A raíz de Ruiz: el poema sin l-imitación

[Horizonte vertical. Antología poética. Álvaro Ruiz. Ediciones Moneda, 2018. 121 p]


Por Juan Manuel Mancilla



Una parte del presente título debe tener su origen en un fallido, clandestino o anónimo proyecto documental sobre la vida y obra del poeta Álvaro Ruiz (Ottawa, 1953), durante su etapa de residencia en la IV Región de Coquimbo, cuando habitó Las Compañías, un poblado situado en la ribera del Río Elqui, al norte de La Serena, que dicho sea, es cuna terrosa de artistas, músicos y poetas, entre ellos Gabriela Mistral, que vivió en esa aldea en los albores del siglo pasado, antes de iniciar su periplo por el mundo. De todos modos, hoy no se tiene noticia alguna del mentado registro audiovisual, pero, mejor aún, porque así persiste en la memoria personal la imagen misteriosa y fantasmal, tanto del poeta y sus poemas, no retocando lo que acaso convenga mantener en la múltiple complicidad de la palabra.

La vida de Ruiz ha estado marcada por la errancia y el desplazamiento territorial.
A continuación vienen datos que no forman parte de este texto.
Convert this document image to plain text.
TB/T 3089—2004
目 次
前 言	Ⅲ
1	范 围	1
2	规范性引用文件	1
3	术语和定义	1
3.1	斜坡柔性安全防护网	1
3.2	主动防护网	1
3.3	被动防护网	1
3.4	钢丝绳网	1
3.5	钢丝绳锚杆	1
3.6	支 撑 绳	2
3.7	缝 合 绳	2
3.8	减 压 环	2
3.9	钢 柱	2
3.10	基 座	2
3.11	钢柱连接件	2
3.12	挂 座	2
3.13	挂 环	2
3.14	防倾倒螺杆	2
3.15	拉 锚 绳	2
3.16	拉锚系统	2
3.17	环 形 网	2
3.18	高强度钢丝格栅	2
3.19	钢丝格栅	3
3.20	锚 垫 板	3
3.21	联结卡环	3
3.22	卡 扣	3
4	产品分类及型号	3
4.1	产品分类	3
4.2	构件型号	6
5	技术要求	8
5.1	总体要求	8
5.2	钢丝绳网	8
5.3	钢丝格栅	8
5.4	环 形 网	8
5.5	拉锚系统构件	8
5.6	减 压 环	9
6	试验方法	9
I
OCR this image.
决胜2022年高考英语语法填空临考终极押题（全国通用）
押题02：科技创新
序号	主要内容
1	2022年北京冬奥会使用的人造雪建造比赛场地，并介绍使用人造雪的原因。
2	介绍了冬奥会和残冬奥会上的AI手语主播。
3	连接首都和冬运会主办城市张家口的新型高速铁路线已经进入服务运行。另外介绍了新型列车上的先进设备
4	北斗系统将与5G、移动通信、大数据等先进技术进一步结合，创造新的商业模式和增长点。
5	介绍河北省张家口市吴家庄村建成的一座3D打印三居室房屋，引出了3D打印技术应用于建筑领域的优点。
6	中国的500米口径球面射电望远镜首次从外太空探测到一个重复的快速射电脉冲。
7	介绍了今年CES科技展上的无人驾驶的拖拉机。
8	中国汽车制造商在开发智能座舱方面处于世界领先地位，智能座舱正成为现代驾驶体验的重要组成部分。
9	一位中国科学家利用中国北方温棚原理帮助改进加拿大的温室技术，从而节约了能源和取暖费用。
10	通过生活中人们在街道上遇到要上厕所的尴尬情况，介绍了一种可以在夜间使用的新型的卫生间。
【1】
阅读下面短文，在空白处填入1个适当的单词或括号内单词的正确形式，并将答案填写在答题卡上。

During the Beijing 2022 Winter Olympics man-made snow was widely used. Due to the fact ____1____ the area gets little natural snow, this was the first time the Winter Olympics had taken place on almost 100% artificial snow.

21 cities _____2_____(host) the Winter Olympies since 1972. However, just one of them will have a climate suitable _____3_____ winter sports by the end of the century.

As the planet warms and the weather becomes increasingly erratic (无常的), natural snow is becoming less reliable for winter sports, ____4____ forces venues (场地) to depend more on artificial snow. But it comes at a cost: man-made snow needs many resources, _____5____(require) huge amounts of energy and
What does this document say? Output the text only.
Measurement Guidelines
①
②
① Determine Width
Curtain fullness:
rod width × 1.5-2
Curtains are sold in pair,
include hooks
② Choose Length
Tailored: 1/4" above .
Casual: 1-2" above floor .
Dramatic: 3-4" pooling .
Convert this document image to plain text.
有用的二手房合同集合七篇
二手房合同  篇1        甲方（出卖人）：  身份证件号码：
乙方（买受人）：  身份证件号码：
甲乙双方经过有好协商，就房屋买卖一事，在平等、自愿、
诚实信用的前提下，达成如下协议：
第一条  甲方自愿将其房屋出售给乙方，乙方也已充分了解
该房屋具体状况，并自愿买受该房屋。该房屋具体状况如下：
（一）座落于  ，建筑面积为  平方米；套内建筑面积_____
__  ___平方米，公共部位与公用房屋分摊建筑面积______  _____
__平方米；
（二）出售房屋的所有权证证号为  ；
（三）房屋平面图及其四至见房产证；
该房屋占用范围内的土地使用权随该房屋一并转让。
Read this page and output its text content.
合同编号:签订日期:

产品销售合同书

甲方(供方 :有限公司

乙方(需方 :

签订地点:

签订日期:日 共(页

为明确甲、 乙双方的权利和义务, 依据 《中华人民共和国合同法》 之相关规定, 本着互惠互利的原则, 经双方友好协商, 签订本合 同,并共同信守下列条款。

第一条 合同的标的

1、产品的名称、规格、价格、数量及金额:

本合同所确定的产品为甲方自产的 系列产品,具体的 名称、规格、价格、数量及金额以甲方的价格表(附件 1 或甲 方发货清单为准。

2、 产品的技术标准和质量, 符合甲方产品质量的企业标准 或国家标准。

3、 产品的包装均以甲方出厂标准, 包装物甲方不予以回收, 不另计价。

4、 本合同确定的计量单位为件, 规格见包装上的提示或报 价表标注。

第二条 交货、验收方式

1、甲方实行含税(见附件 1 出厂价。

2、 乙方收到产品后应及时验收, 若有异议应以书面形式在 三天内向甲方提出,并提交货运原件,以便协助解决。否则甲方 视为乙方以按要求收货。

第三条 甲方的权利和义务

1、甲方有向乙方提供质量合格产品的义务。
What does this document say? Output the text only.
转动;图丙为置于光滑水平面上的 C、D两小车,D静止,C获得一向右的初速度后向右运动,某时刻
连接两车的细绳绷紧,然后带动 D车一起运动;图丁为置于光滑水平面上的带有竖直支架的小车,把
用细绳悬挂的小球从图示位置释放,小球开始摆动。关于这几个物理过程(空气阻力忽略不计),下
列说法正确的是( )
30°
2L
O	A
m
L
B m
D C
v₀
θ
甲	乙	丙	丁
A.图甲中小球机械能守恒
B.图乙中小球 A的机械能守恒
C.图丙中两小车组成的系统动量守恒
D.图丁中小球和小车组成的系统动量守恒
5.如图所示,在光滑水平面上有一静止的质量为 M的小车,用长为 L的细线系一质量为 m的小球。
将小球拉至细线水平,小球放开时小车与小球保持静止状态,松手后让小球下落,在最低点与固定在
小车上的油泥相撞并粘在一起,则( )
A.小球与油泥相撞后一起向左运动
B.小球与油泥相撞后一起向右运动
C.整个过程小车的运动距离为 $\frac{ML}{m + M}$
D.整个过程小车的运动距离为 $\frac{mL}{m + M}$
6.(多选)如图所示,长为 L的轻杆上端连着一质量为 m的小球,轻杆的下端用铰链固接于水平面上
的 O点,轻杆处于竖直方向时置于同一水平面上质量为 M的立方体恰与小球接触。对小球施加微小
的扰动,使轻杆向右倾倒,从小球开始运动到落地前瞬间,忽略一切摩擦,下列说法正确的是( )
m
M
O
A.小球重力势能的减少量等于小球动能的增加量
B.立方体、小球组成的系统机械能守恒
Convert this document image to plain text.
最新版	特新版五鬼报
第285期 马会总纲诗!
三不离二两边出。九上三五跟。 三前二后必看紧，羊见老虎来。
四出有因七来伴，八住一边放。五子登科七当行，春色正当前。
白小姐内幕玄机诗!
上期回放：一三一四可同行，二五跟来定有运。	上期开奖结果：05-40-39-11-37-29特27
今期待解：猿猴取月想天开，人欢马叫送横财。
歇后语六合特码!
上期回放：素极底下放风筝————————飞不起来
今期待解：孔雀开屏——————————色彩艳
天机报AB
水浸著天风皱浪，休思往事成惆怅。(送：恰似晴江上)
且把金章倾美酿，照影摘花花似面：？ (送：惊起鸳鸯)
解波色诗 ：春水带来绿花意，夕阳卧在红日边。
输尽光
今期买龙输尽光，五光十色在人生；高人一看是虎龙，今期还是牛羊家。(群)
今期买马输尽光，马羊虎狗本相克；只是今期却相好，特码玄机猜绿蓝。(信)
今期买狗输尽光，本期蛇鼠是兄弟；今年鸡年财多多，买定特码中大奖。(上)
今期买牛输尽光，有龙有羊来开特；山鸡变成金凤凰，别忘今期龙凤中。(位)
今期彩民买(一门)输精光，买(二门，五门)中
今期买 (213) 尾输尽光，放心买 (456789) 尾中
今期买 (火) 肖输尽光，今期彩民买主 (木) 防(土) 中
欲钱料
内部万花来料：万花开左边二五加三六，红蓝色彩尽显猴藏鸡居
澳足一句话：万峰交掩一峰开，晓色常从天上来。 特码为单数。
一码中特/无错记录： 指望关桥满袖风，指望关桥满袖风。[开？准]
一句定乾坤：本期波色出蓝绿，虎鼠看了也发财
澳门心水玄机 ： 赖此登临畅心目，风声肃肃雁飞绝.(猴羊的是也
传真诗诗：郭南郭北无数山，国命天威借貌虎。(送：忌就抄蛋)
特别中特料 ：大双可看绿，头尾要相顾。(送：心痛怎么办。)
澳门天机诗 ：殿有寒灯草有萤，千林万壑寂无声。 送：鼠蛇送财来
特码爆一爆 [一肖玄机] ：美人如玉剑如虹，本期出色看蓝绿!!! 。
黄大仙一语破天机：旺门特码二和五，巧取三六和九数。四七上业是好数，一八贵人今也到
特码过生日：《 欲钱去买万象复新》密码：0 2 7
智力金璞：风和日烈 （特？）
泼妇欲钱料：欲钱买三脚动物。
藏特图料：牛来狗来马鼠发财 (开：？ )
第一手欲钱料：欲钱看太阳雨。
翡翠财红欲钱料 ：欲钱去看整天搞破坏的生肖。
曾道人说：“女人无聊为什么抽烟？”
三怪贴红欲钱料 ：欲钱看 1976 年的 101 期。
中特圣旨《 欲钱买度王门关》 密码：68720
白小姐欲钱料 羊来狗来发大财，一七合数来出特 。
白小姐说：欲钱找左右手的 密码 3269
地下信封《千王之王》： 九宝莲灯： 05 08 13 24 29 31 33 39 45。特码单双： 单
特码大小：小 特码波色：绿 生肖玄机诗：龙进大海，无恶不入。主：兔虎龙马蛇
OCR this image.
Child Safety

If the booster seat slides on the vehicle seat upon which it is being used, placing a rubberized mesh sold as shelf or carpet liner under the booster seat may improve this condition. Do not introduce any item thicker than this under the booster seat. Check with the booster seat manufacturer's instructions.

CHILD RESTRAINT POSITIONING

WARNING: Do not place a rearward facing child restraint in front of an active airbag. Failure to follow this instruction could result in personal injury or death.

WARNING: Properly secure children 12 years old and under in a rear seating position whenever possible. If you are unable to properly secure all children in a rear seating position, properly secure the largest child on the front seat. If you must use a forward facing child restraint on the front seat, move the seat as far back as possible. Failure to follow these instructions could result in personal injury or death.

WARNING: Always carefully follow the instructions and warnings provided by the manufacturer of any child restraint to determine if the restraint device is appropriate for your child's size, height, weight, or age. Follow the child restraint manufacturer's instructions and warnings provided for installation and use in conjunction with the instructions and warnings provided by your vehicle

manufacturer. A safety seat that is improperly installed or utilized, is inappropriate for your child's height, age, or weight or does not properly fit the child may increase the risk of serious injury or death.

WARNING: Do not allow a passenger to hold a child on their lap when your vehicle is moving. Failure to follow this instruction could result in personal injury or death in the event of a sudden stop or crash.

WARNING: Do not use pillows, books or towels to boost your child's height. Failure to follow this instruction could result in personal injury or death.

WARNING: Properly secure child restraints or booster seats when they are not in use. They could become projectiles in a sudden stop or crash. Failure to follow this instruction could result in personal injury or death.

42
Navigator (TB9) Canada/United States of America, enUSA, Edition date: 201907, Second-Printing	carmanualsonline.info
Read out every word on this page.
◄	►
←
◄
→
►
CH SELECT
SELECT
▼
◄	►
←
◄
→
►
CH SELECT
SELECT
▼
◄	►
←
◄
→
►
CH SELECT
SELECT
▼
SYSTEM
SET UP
Sus constantes movimientos por el mapa de las américas ha dejado impresa una huella en su propia poética, y como bien intuye la antologadora, en sus poemas asistimos no solo a la audiencia de una voz profundamente lírica, sino también nos abre la posibilidad de contemplar la “invocación del paisaje” (3), una expresión situada pero siempre en movimiento, un poema en constante flujo y traspaso.

Dice en el prólogo: “Una voz que revalora, remezcla el paisaje desde la perspectiva más amplia, y hace nuestro su tiempo, suyo el de todos” (3). Y agrega: “En Álvaro Ruiz hay poca biografía… ella se transfigura en el poema. Lo que era observación se vuelve encarnación” (5). Y estamos muy de acuerdo con las palabras citadas, puesto que una de las cualidades de la poesía de Ruiz es que no haciendo uso de máscaras, logra desdoblar su propia experiencia por la expresión múltiple de una vida reencarnada en el poema, en cuya transferencia y trayectoria, el texto adquiere y cobra plena autonomía, recordando a Millán con su mentada poesía como hecho impersonal, pero, a la vez, total y necesariamente transferible. Se trata de la palabra, no del nombre propio: dice, confiesa, exorciza, resaca, denuncia, reclama, llora, sana, invoca, rescata, desaparece…

Pues, me detengo en comentar un valiosísimo material, un libro antológico que reúne una selección de toda la obra publicada e inédita del poeta Ruiz, labor efectuada con esmero y prolijidad por la ediautora chileno-mexicana Carmen Avendaño Subercaseaux, quien a través de su sello Moneda Ediciones (Viña del Mar) nos entrega este dadivoso volumen sobre uno de los poetas testigo y actor privilegiado de una época literaria ya ex-tinta entre los siglos nacionales.

En la introducción, Avendaño realiza un excelente recorrido que compacta la amplia trayectoria del autor: sus libros, los países y territorios andados y desandados, en cuya reunión data más de medio siglo de plena dedicación al oficio, desde sus Dieciocho poemas (1977) hasta Poemas de Chile (2014), más los inéditos (2008-2015). Mencionamos, además, los rescates de esa poesía al margen, con sus trabajos sobre Stella Díaz Varín (2017), la correspondencia entre Teillier y el poeta peruano Juan Cristóbal (2005) o de su mismo hermano, el poeta, pintor y dibujante Mauricio Ruiz (Criollo, 2017), y también su propia Prosa Reunida (2014). Suma de obras que nos habla de más de una docena de publicaciones y cientos de colaboraciones a lo largo de los años.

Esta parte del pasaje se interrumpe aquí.